こないだ「IPアドレスってなに?」って聞かれたけどうまく説明できなかったよ。
実際なんなの?
ネットワークの学習をしていると、真っ先に出てくるのがこの「IPアドレス」という用語です。
ITパスポートや基本情報技術者試験の勉強でも必ず登場しますし、Webサイトの運営やサーバー契約の場面でも避けて通れない基礎知識です。
でも「IPアドレスとは、ネットワーク上の住所のようなものです」と言われても、正直ピンとこないですよね。
この記事では、IPアドレスの仕組みをたとえ話を使いながら、ITの専門知識がない方にもわかるようにていねいに解説します。グローバルIPアドレスとプライベートIPアドレスの違い、IPv4とIPv6の違い、そしてサブネットマスクの基本まで、この1記事で全体像がつかめるように構成しました。

IPアドレスをひとことで言うと「ネット上の住所」
IPアドレスとは、インターネットやネットワークに接続されている機器(パソコン、スマホ、サーバーなど)に割り当てられる識別番号のことです。
わかりやすく言うと、「インターネットの世界における住所」です。
現実世界で手紙を届けるには、相手の住所が必要ですよね。ネットワークの世界でも同じで、データを届けたい相手の「場所」がわからなければ、通信ができません。
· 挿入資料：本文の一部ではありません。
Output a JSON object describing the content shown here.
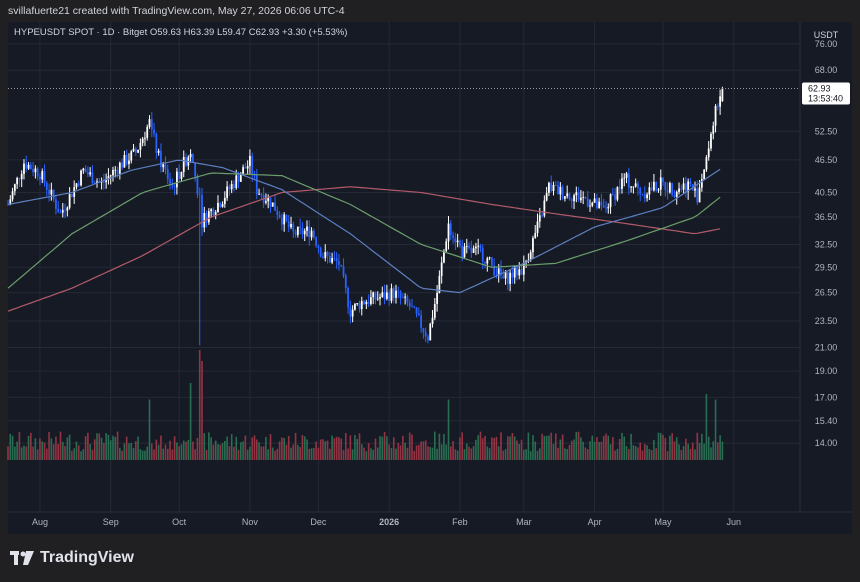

この「場所」にあたるのがIPアドレスです。
たとえば、あなたがブラウザで「web-den.com」にアクセスすると、裏側ではこんなやり取りが行われています。
「web-den.comのページが見たいです」
「web-den.comのIPアドレスは○○.○○.○○.○○ですよ」
そのIPアドレス宛にデータを要求
ページのデータを返す
文字で上記の流れをもう一度説明すると、あなたのパソコン「web-den.comのページが見たいです」→ DNSサーバー「web-den.comのIPアドレスは○○.○○.○○.○○ですよ」→ あなたのパソコンがそのIPアドレス宛にデータを要求 → Webサーバーがページのデータを返す。
という流れになります。
つまり、私たちが普段使っている「web-den.com」のようなドメイン名は、人間にとってわかりやすい「名前」であって、実際の通信にはIPアドレスという「数字の住所」が使われているわけです。

IPアドレスの見た目と読み方
現在最も広く使われているIPアドレスは「IPv4(アイピーブイフォー)」と呼ばれる形式で、以下のような見た目をしています。
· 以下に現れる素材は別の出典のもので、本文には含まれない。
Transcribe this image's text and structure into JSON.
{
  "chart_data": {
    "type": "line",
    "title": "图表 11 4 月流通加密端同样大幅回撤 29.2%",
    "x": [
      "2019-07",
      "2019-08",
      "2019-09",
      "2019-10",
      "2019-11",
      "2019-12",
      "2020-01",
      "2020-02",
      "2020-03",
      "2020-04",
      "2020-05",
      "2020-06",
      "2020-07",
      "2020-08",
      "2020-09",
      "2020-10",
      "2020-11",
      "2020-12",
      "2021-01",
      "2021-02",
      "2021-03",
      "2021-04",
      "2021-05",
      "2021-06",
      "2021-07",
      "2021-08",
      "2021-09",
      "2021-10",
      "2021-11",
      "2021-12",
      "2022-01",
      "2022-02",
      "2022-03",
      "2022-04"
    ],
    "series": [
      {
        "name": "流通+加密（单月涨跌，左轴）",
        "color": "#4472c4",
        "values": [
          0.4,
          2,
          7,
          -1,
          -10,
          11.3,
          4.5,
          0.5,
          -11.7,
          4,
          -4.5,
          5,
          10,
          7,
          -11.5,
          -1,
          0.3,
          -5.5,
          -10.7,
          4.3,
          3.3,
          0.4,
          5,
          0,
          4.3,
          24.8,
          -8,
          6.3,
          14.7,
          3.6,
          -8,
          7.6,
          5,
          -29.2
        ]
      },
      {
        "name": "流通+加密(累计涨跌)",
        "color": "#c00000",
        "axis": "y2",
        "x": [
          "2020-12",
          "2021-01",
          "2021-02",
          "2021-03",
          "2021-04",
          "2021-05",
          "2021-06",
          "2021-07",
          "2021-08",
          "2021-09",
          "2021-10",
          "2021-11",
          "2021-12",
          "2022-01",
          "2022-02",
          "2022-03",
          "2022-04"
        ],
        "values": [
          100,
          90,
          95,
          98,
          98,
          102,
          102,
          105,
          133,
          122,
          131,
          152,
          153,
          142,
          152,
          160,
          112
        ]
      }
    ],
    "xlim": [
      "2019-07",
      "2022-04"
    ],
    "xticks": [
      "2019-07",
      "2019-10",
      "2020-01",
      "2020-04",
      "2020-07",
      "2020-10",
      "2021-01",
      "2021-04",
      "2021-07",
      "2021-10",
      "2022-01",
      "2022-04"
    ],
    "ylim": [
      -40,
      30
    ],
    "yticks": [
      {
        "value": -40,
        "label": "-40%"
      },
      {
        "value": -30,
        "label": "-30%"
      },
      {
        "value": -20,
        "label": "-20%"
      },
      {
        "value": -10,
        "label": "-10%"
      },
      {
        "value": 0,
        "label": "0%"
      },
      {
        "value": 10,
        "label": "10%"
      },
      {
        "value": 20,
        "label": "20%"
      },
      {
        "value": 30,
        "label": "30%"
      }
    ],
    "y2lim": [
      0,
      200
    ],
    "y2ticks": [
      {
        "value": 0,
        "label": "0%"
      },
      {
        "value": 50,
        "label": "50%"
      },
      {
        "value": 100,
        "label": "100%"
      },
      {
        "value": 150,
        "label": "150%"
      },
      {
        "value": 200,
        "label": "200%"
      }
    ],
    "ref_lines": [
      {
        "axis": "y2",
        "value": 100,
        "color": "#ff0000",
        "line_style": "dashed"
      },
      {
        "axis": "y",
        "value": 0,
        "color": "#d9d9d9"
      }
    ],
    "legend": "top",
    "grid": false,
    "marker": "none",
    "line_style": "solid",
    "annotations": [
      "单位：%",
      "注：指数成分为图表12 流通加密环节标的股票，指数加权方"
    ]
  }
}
192.168.1.10Bash「.(ドット)」で区切られた4つの数字の組み合わせで構成されていて、それぞれの数字は0〜255の範囲です。つまり、0.0.0.0 から 255.255.255.255 までの組み合わせが存在します。
この4つの数字のかたまりを専門用語では「オクテット」と呼びます。覚えなくても問題ありませんが、参考書やIT系の記事では登場することがあるので、「ああ、あの4つのブロックのことね」と理解できれば十分です。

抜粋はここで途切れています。